Analisa

Menakar Peta Pilpres 2024

Meski lembaga survei telah mengantongi sejumlah kandidat figur kuat untuk konstelasi Pilpres 2024, tak ada satupun pengamat maupun para pakar politik yang bisa memprediksi calon presiden terpilih di Pemilu yang akan datang. Terlebih, dari tiga nama kandidat calon presiden yang unggul di lembaga survei seperti Ganjar Pranowo, Prabowo Subianto, dan Anies Baswedan, tak satupun diantara mereka yang secara sah memiliki tiket calon presiden dari partai politik atau 20 persen kursi DPR.

Mengaca dari Pemilu tahun 2019, kekuatan elektoral di pulau Jawa sangat menentukan hasil akhir penghitungan pemilu. Pulau Jawa yang merupakan 56 persen dari 270 juta penduduk Indonesia, dan 58 persen pemilih pada tahun 2024 merupakan kunci bagi setiap calon presiden.

Pada Pilpres sebelumnya, Kubu petahana Presiden Jokowi memenangkan 55 persen suara, Prabowo meraih 45 persen. Jokowi meraih suara terbanyak di 21 provinsi, antara lain di Jawa Tengah, Jawa Timur, dan DKI Jakarta, sedangkan Prabowo menang di 13 provinsi, antara lain di Jawa Barat dan Banten.

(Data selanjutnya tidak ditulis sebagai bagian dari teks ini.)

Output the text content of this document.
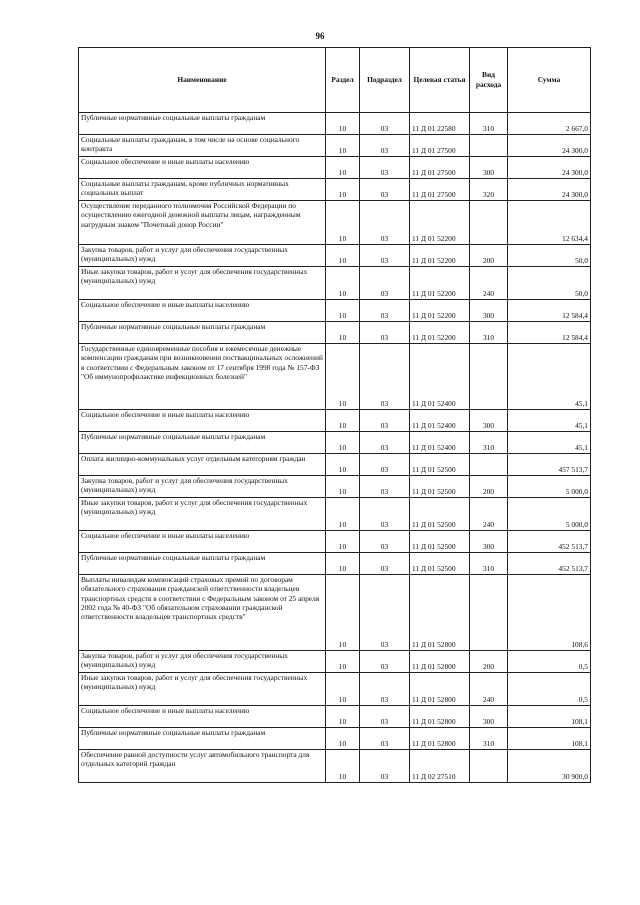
96
Наименование	Раздел	Подраздел	Целевая статья	Вид расхода	Сумма
Публичные нормативные социальные выплаты гражданам	10	03	11 Д 01 22580	310	2 667,0
Социальные выплаты гражданам, в том числе на основе социального контракта	10	03	11 Д 01 27500		24 300,0
Социальное обеспечение и иные выплаты населению	10	03	11 Д 01 27500	300	24 300,0
Социальные выплаты гражданам, кроме публичных нормативных социальных выплат	10	03	11 Д 01 27500	320	24 300,0
Осуществление переданного полномочия Российской Федерации по осуществлению ежегодной денежной выплаты лицам, награжденным нагрудным знаком "Почетный донор России"	10	03	11 Д 01 52200		12 634,4
Закупка товаров, работ и услуг для обеспечения государственных (муниципальных) нужд	10	03	11 Д 01 52200	200	50,0
Иные закупки товаров, работ и услуг для обеспечения государственных (муниципальных) нужд	10	03	11 Д 01 52200	240	50,0
Социальное обеспечение и иные выплаты населению	10	03	11 Д 01 52200	300	12 584,4
Публичные нормативные социальные выплаты гражданам	10	03	11 Д 01 52200	310	12 584,4
Государственные единовременные пособия и ежемесячные денежные компенсации гражданам при возникновении поствакцинальных осложнений в соответствии с Федеральным законом от 17 сентября 1998 года № 157-ФЗ "Об иммунопрофилактике инфекционных болезней"	10	03	11 Д 01 52400		45,1
Социальное обеспечение и иные выплаты населению	10	03	11 Д 01 52400	300	45,1
Публичные нормативные социальные выплаты гражданам	10	03	11 Д 01 52400	310	45,1
Оплата жилищно-коммунальных услуг отдельным категориям граждан	10	03	11 Д 01 52500		457 513,7
Закупка товаров, работ и услуг для обеспечения государственных (муниципальных) нужд	10	03	11 Д 01 52500	200	5 000,0
Иные закупки товаров, работ и услуг для обеспечения государственных (муниципальных) нужд	10	03	11 Д 01 52500	240	5 000,0
Социальное обеспечение и иные выплаты населению	10	03	11 Д 01 52500	300	452 513,7
Публичные нормативные социальные выплаты гражданам	10	03	11 Д 01 52500	310	452 513,7
Выплаты инвалидам компенсаций страховых премий по договорам обязательного страхования гражданской ответственности владельцев транспортных средств в соответствии с Федеральным законом от 25 апреля 2002 года № 40-ФЗ "Об обязательном страховании гражданской ответственности владельцев транспортных средств"	10	03	11 Д 01 52800		108,6
Закупка товаров, работ и услуг для обеспечения государственных (муниципальных) нужд	10	03	11 Д 01 52800	200	0,5
Иные закупки товаров, работ и услуг для обеспечения государственных (муниципальных) нужд	10	03	11 Д 01 52800	240	0,5
Социальное обеспечение и иные выплаты населению	10	03	11 Д 01 52800	300	108,1
Публичные нормативные социальные выплаты гражданам	10	03	11 Д 01 52800	310	108,1
Обеспечение равной доступности услуг автомобильного транспорта для отдельных категорий граждан	10	03	11 Д 02 27510		30 900,0
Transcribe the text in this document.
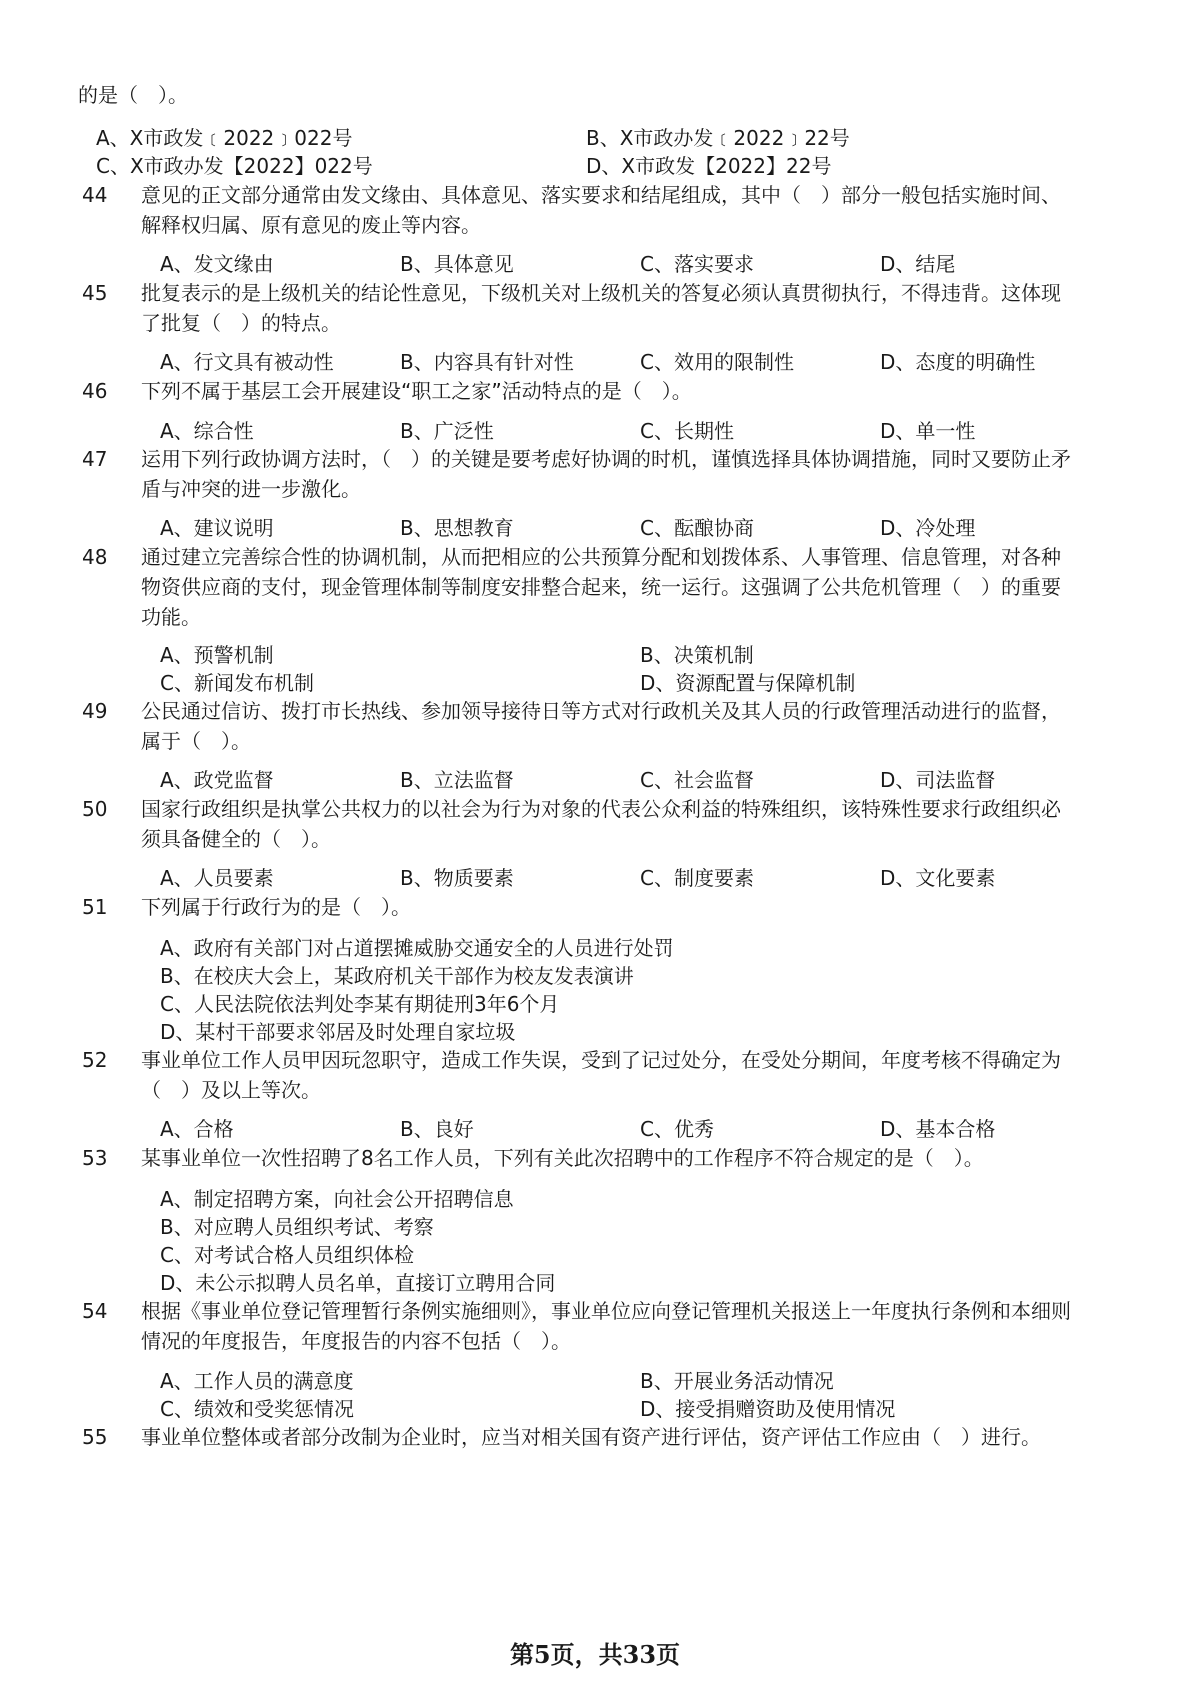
的是（　）。
A、X市政发﹝2022﹞022号	B、X市政办发﹝2022﹞22号
C、X市政办发【2022】022号	D、X市政发【2022】22号
44	意见的正文部分通常由发文缘由、具体意见、落实要求和结尾组成，其中（　）部分一般包括实施时间、解释权归属、原有意见的废止等内容。
A、发文缘由	B、具体意见	C、落实要求	D、结尾
45	批复表示的是上级机关的结论性意见，下级机关对上级机关的答复必须认真贯彻执行，不得违背。这体现了批复（　）的特点。
A、行文具有被动性	B、内容具有针对性	C、效用的限制性	D、态度的明确性
46	下列不属于基层工会开展建设“职工之家”活动特点的是（　）。
A、综合性	B、广泛性	C、长期性	D、单一性
47	运用下列行政协调方法时，（　）的关键是要考虑好协调的时机，谨慎选择具体协调措施，同时又要防止矛盾与冲突的进一步激化。
A、建议说明	B、思想教育	C、酝酿协商	D、冷处理
48	通过建立完善综合性的协调机制，从而把相应的公共预算分配和划拨体系、人事管理、信息管理，对各种物资供应商的支付，现金管理体制等制度安排整合起来，统一运行。这强调了公共危机管理（　）的重要功能。
A、预警机制	B、决策机制
C、新闻发布机制	D、资源配置与保障机制
49	公民通过信访、拨打市长热线、参加领导接待日等方式对行政机关及其人员的行政管理活动进行的监督，属于（　）。
A、政党监督	B、立法监督	C、社会监督	D、司法监督
50	国家行政组织是执掌公共权力的以社会为行为对象的代表公众利益的特殊组织，该特殊性要求行政组织必须具备健全的（　）。
A、人员要素	B、物质要素	C、制度要素	D、文化要素
51	下列属于行政行为的是（　）。
A、政府有关部门对占道摆摊威胁交通安全的人员进行处罚
B、在校庆大会上，某政府机关干部作为校友发表演讲
C、人民法院依法判处李某有期徒刑3年6个月
D、某村干部要求邻居及时处理自家垃圾
52	事业单位工作人员甲因玩忽职守，造成工作失误，受到了记过处分，在受处分期间，年度考核不得确定为（　）及以上等次。
A、合格	B、良好	C、优秀	D、基本合格
53	某事业单位一次性招聘了8名工作人员，下列有关此次招聘中的工作程序不符合规定的是（　）。
A、制定招聘方案，向社会公开招聘信息
B、对应聘人员组织考试、考察
C、对考试合格人员组织体检
D、未公示拟聘人员名单，直接订立聘用合同
54	根据《事业单位登记管理暂行条例实施细则》，事业单位应向登记管理机关报送上一年度执行条例和本细则情况的年度报告，年度报告的内容不包括（　）。
A、工作人员的满意度	B、开展业务活动情况
C、绩效和受奖惩情况	D、接受捐赠资助及使用情况
55	事业单位整体或者部分改制为企业时，应当对相关国有资产进行评估，资产评估工作应由（　）进行。
第5页，共33页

Hasil terbaru survei Poltracking Indonesia dari elektabilitas ketiga calon seperti Prabowo Subianto, Ganjar Pranowo, dan Anies Baswedan di Pulau Jawa, Ganjar masih dominan, disusul Anies Baswedan dan Prabowo. Rinciannya, Mantan Gubernur Jakarta Anies Baswedan akan menang di Jawa Barat, Banten, dan Jakarta; Gubernur Jawa Tengah Ganjar Pranowo akan menang di Jawa Tengah dan Jawa Timur; dan Menteri Pertahanan Prabowo Subianto akan berada di urutan kedua atau ketiga di kelima provinsi di pulau Jawa.

Menakar Peta Pilpres 2024

Potensi Dua Putaran

Dari persentase persaingan yang begitu ketat diantara ketiga nama tersebut, maka bukan suatu hal yang tidak mungkin jika Pilpres 2024 menjadi dua putaran. Selaras dengan pendapat Kepala Departemen Politik dan Perubahan Sosial Centre for Strategic and International Studies (CSIS) Arya Fernandes memprediksi, Pilpres 2024 tak berakhir dalam satu putaran. Pasalnya, saat ini ada tiga figur populer yang dijagokan sebagai capres yang elektabilitas ketiganya bersaing ketat.

“Dengan kompetisi ketat, Pilpres berpotensi terjadi dua putaran,” ucap Arya dalam diskusi virtual CSIS bertajuk Manuver Koalisi Partai Menjelang Pemilu Presiden: Motivasi dan Resiliensi, beberapa bulan lalu, Rabu (8/6/2022).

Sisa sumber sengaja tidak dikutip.